Some 350 engineers are sitting in front of computers in the basement of a downtown Chicago hotel this week trying to save the "typical" American hospital about $2 million a year.
At last count, the engineers come from 77 companies located in 19 countries, and they are participating in the eighth annual Integrating the Healthcare Enterprise North America Connectathon, which started Monday and runs through Friday, an event where vendors test how well their products can communicate with at least three of their competitors' products in different clinical use-case scenarios.
IHE is sponsored by the American College of Cardiology, Healthcare Information and Management Systems Society and Radiological Society of North America. A European Connectathon will be held April 15-20 in Berlin.
"Eliminating costly point-to-point interfaces, that's what we're trying to do here," said Didi Davis, the IHE director for HIMSS, explaining that it costs hospitals $10,000 to $20,000 to create interfaces allowing their different computer devices and systems to "talk" to each otherand that, every time one piece of this network gets an upgrade, a new interface is needed.
Glen Marshall, the standards and regulations manager for Siemens Medical Solutions and a member of the Certification Commission for Healthcare Information Technology security work group, said the typical small to medium-size hospital can have about 200 of these interfaces in place and the maintenance of these interfaces can cost between $30,000 and $50,000 over a five-year period.
"Now you're dealing with real money," he said.
Speaking for himself, Marshall acknowledged that creating interfaces creates revenue but "This is not good revenue."
"Good revenue is when you do something, and you're thanked for doing it," he said. "You're never thanked for doing" interface maintenance.
For the first time, the Connectathon is not being held in the basement parking garage of the RSNA headquarters in the Chicago suburb of Oak Brook, Ill. This year's event is at the Hyatt Regency-Chicago, and it's the biggest Connectathon yet, drawing representatives from 77 companies -- compared with last year's total of 55. More than 150 applications were being tested.

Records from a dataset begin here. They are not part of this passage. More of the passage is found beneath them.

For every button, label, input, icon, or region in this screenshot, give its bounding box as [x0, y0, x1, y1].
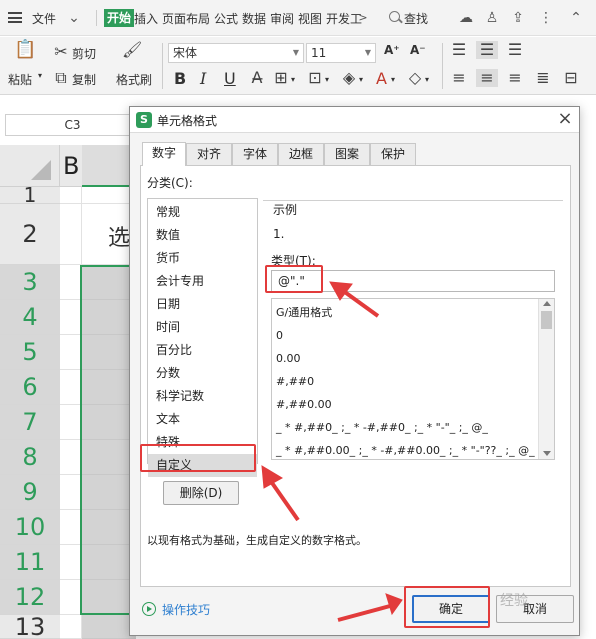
arrow-to-ok-button — [337, 604, 391, 622]
arrow-to-type-input — [340, 288, 380, 318]
watermark: 经验 — [500, 593, 528, 609]
annotation-arrows — [261, 281, 403, 622]
arrow-to-custom-category — [268, 478, 300, 522]
tab-number[interactable]: 数字 — [142, 142, 186, 166]
arrow-head-ok-button — [385, 593, 403, 616]
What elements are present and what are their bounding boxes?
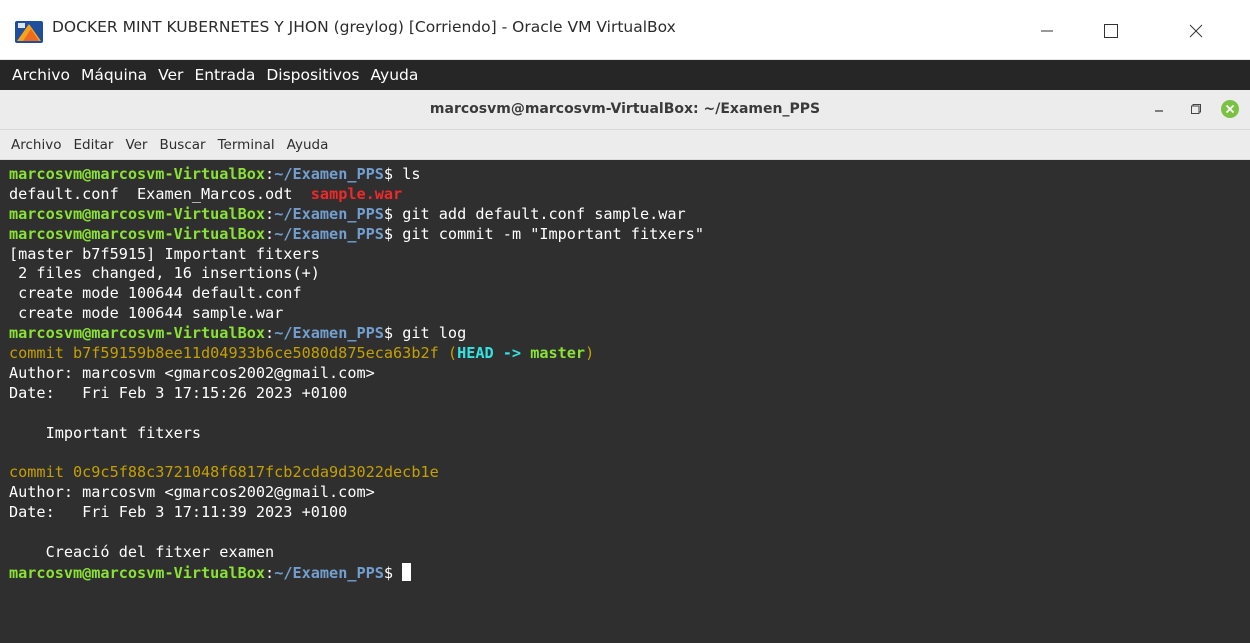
host-close-button[interactable] bbox=[1165, 8, 1227, 54]
prompt-separator: : bbox=[265, 224, 275, 243]
commit-hash-line: commit b7f59159b8ee11d04933b6ce5080d875e… bbox=[9, 344, 1242, 364]
maximize-icon bbox=[1104, 24, 1118, 38]
close-icon bbox=[1189, 24, 1203, 38]
host-window-title: DOCKER MINT KUBERNETES Y JHON (greylog) … bbox=[52, 18, 676, 36]
command-text: git commit -m "Important fitxers" bbox=[402, 224, 704, 243]
output-line: [master b7f5915] Important fitxers bbox=[9, 244, 320, 263]
host-menu-archivo[interactable]: Archivo bbox=[0, 66, 70, 84]
file-name: Examen_Marcos.odt bbox=[137, 184, 293, 203]
prompt-user: marcosvm@marcosvm-VirtualBox bbox=[9, 224, 266, 243]
terminal-menubar: Archivo Editar Ver Buscar Terminal Ayuda bbox=[0, 130, 1250, 160]
output-line: 2 files changed, 16 insertions(+) bbox=[9, 264, 320, 283]
output-line: create mode 100644 sample.war bbox=[9, 304, 284, 323]
host-menu-entrada[interactable]: Entrada bbox=[184, 66, 255, 84]
commit-hash: commit b7f59159b8ee11d04933b6ce5080d875e… bbox=[9, 344, 448, 363]
prompt-path: ~/Examen_PPS bbox=[274, 224, 384, 243]
command-text: git add default.conf sample.war bbox=[402, 204, 686, 223]
prompt-path: ~/Examen_PPS bbox=[274, 165, 384, 183]
prompt-user: marcosvm@marcosvm-VirtualBox bbox=[9, 165, 266, 183]
host-menu-ayuda[interactable]: Ayuda bbox=[360, 66, 418, 84]
commit-hash-line: commit 0c9c5f88c3721048f6817fcb2cda9d302… bbox=[9, 463, 439, 482]
restore-icon bbox=[1191, 104, 1201, 114]
prompt-line: marcosvm@marcosvm-VirtualBox:~/Examen_PP… bbox=[9, 324, 1242, 344]
prompt-user: marcosvm@marcosvm-VirtualBox bbox=[9, 563, 266, 582]
terminal-close-button[interactable] bbox=[1219, 98, 1241, 120]
terminal-maximize-button[interactable] bbox=[1185, 98, 1207, 120]
host-titlebar: DOCKER MINT KUBERNETES Y JHON (greylog) … bbox=[0, 0, 1250, 60]
terminal-minimize-button[interactable] bbox=[1148, 98, 1170, 120]
terminal-menu-ver[interactable]: Ver bbox=[113, 137, 147, 153]
prompt-separator: : bbox=[265, 324, 275, 343]
host-menubar: Archivo Máquina Ver Entrada Dispositivos… bbox=[0, 60, 1250, 90]
ref-paren: ) bbox=[585, 344, 595, 363]
host-menu-dispositivos[interactable]: Dispositivos bbox=[256, 66, 359, 84]
commit-message: Creació del fitxer examen bbox=[9, 542, 275, 561]
terminal-title: marcosvm@marcosvm-VirtualBox: ~/Examen_P… bbox=[429, 101, 821, 117]
file-name-war: sample.war bbox=[310, 184, 403, 203]
prompt-line: marcosvm@marcosvm-VirtualBox:~/Examen_PP… bbox=[9, 165, 1242, 185]
terminal-menu-terminal[interactable]: Terminal bbox=[206, 137, 275, 153]
prompt-end: $ bbox=[383, 224, 403, 243]
branch-ref: master bbox=[530, 344, 586, 363]
prompt-end: $ bbox=[383, 563, 403, 582]
head-ref: HEAD -> bbox=[457, 344, 531, 363]
terminal-menu-buscar[interactable]: Buscar bbox=[147, 137, 205, 153]
prompt-end: $ bbox=[383, 165, 403, 183]
prompt-separator: : bbox=[265, 165, 275, 183]
ref-paren: ( bbox=[447, 344, 458, 363]
prompt-end: $ bbox=[383, 324, 403, 343]
terminal-output[interactable]: marcosvm@marcosvm-VirtualBox:~/Examen_PP… bbox=[0, 160, 1242, 643]
date-line: Date: Fri Feb 3 17:11:39 2023 +0100 bbox=[9, 503, 348, 522]
ls-output-line: default.conf Examen_Marcos.odt sample.wa… bbox=[9, 185, 1242, 205]
prompt-path: ~/Examen_PPS bbox=[274, 563, 384, 582]
date-line: Date: Fri Feb 3 17:15:26 2023 +0100 bbox=[9, 383, 348, 402]
host-menu-maquina[interactable]: Máquina bbox=[71, 66, 147, 84]
prompt-user: marcosvm@marcosvm-VirtualBox bbox=[9, 204, 266, 223]
host-menu-ver[interactable]: Ver bbox=[148, 66, 183, 84]
terminal-menu-editar[interactable]: Editar bbox=[61, 137, 113, 153]
close-icon bbox=[1221, 100, 1239, 118]
prompt-path: ~/Examen_PPS bbox=[274, 324, 384, 343]
text-cursor bbox=[402, 562, 412, 581]
terminal-menu-archivo[interactable]: Archivo bbox=[0, 137, 61, 153]
minimize-icon bbox=[1155, 110, 1163, 112]
minimize-icon bbox=[1041, 30, 1053, 32]
output-line: create mode 100644 default.conf bbox=[9, 284, 302, 303]
command-text: ls bbox=[402, 165, 421, 183]
file-name: default.conf bbox=[9, 184, 119, 203]
virtualbox-icon bbox=[15, 21, 43, 43]
prompt-line: marcosvm@marcosvm-VirtualBox:~/Examen_PP… bbox=[9, 562, 1242, 583]
prompt-end: $ bbox=[383, 204, 403, 223]
host-minimize-button[interactable] bbox=[1016, 8, 1078, 54]
host-maximize-button[interactable] bbox=[1080, 8, 1142, 54]
commit-message: Important fitxers bbox=[9, 423, 202, 442]
prompt-line: marcosvm@marcosvm-VirtualBox:~/Examen_PP… bbox=[9, 205, 1242, 225]
terminal-titlebar[interactable]: marcosvm@marcosvm-VirtualBox: ~/Examen_P… bbox=[0, 90, 1250, 130]
terminal-menu-ayuda[interactable]: Ayuda bbox=[275, 137, 329, 153]
terminal-scrollbar[interactable] bbox=[1242, 160, 1250, 643]
command-text: git log bbox=[402, 324, 467, 343]
prompt-path: ~/Examen_PPS bbox=[274, 204, 384, 223]
prompt-separator: : bbox=[265, 204, 275, 223]
prompt-line: marcosvm@marcosvm-VirtualBox:~/Examen_PP… bbox=[9, 225, 1242, 245]
prompt-separator: : bbox=[265, 563, 275, 582]
prompt-user: marcosvm@marcosvm-VirtualBox bbox=[9, 324, 266, 343]
author-line: Author: marcosvm <gmarcos2002@gmail.com> bbox=[9, 363, 375, 382]
author-line: Author: marcosvm <gmarcos2002@gmail.com> bbox=[9, 483, 375, 502]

Davis acknowledged that some participants miss the garage's "ambience," but Steve Moore, IHE's lead monitor for the Connectathon interoperability tests, said the new, bigger location is working out much better. He explained the old location's L-shaped space led to communication problems, and its smaller meeting room meant that participants had to attend briefings and eat lunch in shifts.
A faculty member at the Mallinckrodt Institute of Radiology at Washington University in St. Louis, Moore and the rest of the monitors were wearing red T-shirts in honor of the St. Louis Cardinals baseball team, which won the 2006 World Series. Other Connectathon staff and volunteers were also distinguished by their color-coded shirts. Folks with the Healthcare Information Technology Standards Panel were dressed in light blue T-shirts, while HIMSS staffers had on golden-yellow shirts. "I feel like Big Bird," one HIMSS volunteer complained.

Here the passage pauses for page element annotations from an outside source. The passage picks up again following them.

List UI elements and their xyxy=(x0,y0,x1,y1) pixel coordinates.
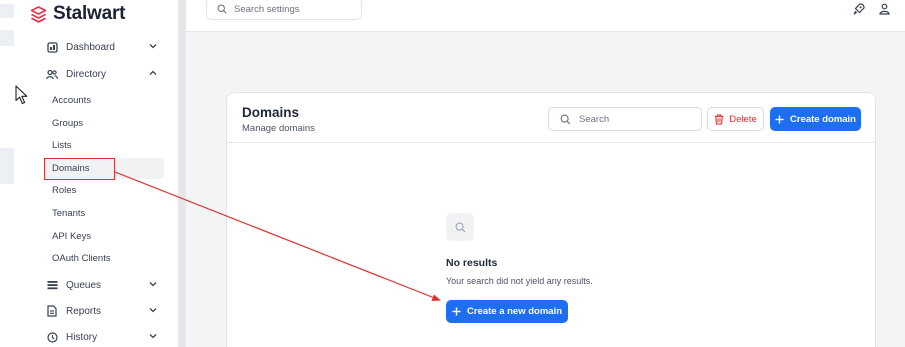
app-logo[interactable]: Stalwart xyxy=(30,3,126,25)
gutter-bar xyxy=(0,4,14,18)
sidebar-item-dashboard[interactable]: Dashboard xyxy=(46,37,162,57)
annotation-highlight-box xyxy=(44,158,115,180)
mouse-cursor-icon xyxy=(15,85,28,105)
sidebar-item-queues[interactable]: Queues xyxy=(46,275,162,295)
search-icon xyxy=(560,114,571,124)
create-domain-button[interactable]: Create domain xyxy=(770,107,861,131)
card-header: Domains Manage domains Search Delete Cre… xyxy=(227,93,875,143)
delete-button-label: Delete xyxy=(729,113,757,125)
rocket-icon[interactable] xyxy=(852,2,866,16)
gutter-bar xyxy=(0,148,14,184)
sidebar-item-tenants[interactable]: Tenants xyxy=(44,203,164,224)
chevron-down-icon xyxy=(149,308,157,313)
topbar: Search settings xyxy=(186,0,905,32)
chevron-down-icon xyxy=(149,282,157,287)
page-title: Domains xyxy=(242,105,300,120)
sidebar-item-label: Directory xyxy=(66,68,107,80)
search-placeholder: Search settings xyxy=(234,3,300,15)
sidebar-item-accounts[interactable]: Accounts xyxy=(44,90,164,111)
delete-button[interactable]: Delete xyxy=(707,107,764,131)
page-subtitle: Manage domains xyxy=(242,123,315,134)
sidebar-item-label: Queues xyxy=(66,279,102,291)
sidebar-item-groups[interactable]: Groups xyxy=(44,113,164,134)
stalwart-logo-icon xyxy=(30,5,47,23)
user-icon[interactable] xyxy=(877,2,891,16)
window-gutter xyxy=(0,0,14,347)
sidebar-item-lists[interactable]: Lists xyxy=(44,135,164,156)
sidebar-item-api-keys[interactable]: API Keys xyxy=(44,226,164,247)
search-icon xyxy=(217,4,227,14)
app-name: Stalwart xyxy=(53,3,126,24)
settings-search-input[interactable]: Search settings xyxy=(206,0,362,20)
chevron-up-icon xyxy=(149,70,157,75)
gutter-bar xyxy=(0,30,14,46)
search-placeholder: Search xyxy=(579,113,610,125)
chevron-down-icon xyxy=(149,334,157,339)
create-domain-label: Create domain xyxy=(790,113,856,125)
users-icon xyxy=(46,68,58,80)
sidebar-item-label: History xyxy=(66,331,98,343)
sidebar-divider[interactable] xyxy=(178,0,186,347)
sidebar-item-history[interactable]: History xyxy=(46,327,162,347)
clock-icon xyxy=(46,331,58,343)
queue-icon xyxy=(46,279,58,291)
sidebar-item-reports[interactable]: Reports xyxy=(46,301,162,321)
plus-icon xyxy=(775,115,784,123)
create-new-domain-label: Create a new domain xyxy=(466,306,563,317)
dashboard-icon xyxy=(46,41,58,53)
sidebar-item-directory[interactable]: Directory xyxy=(46,64,162,84)
empty-state-title: No results xyxy=(446,257,498,269)
sidebar-item-label: Reports xyxy=(66,305,102,317)
report-icon xyxy=(46,305,58,317)
chevron-down-icon xyxy=(149,44,157,49)
plus-icon xyxy=(452,307,461,316)
trash-icon xyxy=(715,113,724,125)
create-new-domain-button[interactable]: Create a new domain xyxy=(446,300,568,323)
empty-state-text: Your search did not yield any results. xyxy=(446,276,593,286)
sidebar-item-oauth-clients[interactable]: OAuth Clients xyxy=(44,248,164,269)
domains-card: Domains Manage domains Search Delete Cre… xyxy=(226,92,876,347)
empty-search-icon xyxy=(446,213,474,241)
sidebar-item-roles[interactable]: Roles xyxy=(44,180,164,201)
domain-search-input[interactable]: Search xyxy=(548,107,702,131)
sidebar-item-label: Dashboard xyxy=(66,41,115,53)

Sponsored by the American National Standards Institute and working with HIMSS, the Advanced Technology Institute and Booz Allen Hamilton, the HITSP is under a $3.3 million contract with the HHS to develop a process to select and recommend appropriate healthcare IT standards. Davis said the HITSP recognizes the work being done by IHE and its Connectathons and has already selected eight IHE "integrated profiles" as part of its set of "interoperability specifications."
"I think they see the value, and I think (the number) will continue to grow," she said. "They're leveraging it now, and it's my guess they will continue to do so."
Representatives from the American College of Physicians were on hand to assess the "clinical relevance" of the use-case scenarios.
"We make sure the use cases are an accurate representation of need and not toy problems," said Thomson Kuhn, a senior system architect for the ACP's governmental affairs and policy division.
Kuhn added that, despite all the bells and whistles a vendor may attach to its electronic medical record products, what doctors want most of all is electronic processing of laboratory orders and results, prescriptions and referrals.
"What (ACP) members say to me is very simple: 'All we want to do is replace the fax machine,' " Kuhn said.
Also new this year are the New Directions Life Sciences demonstrations being led by the Austin, Texas-based Clinical Data Interchange Standards Consortium with the participation of pharmaceutical companies such as Eli Lilly & Co., Genzyme Corp., Novartis and Pfizer. In this area, vendors are testing their products under scenarios involving clinical research, disease registries, laboratory and image data, drug safety, and biosurveillance.
Landen Bain, CDISC's liaison to healthcare, said suspected adverse-event monitoring for newly approved drugs is "probably the easiest" of these applications to develop a pilot test for and that he hopes to get one going this year. He added that the current state of adverse-event reporting for new drugs is "abysmal."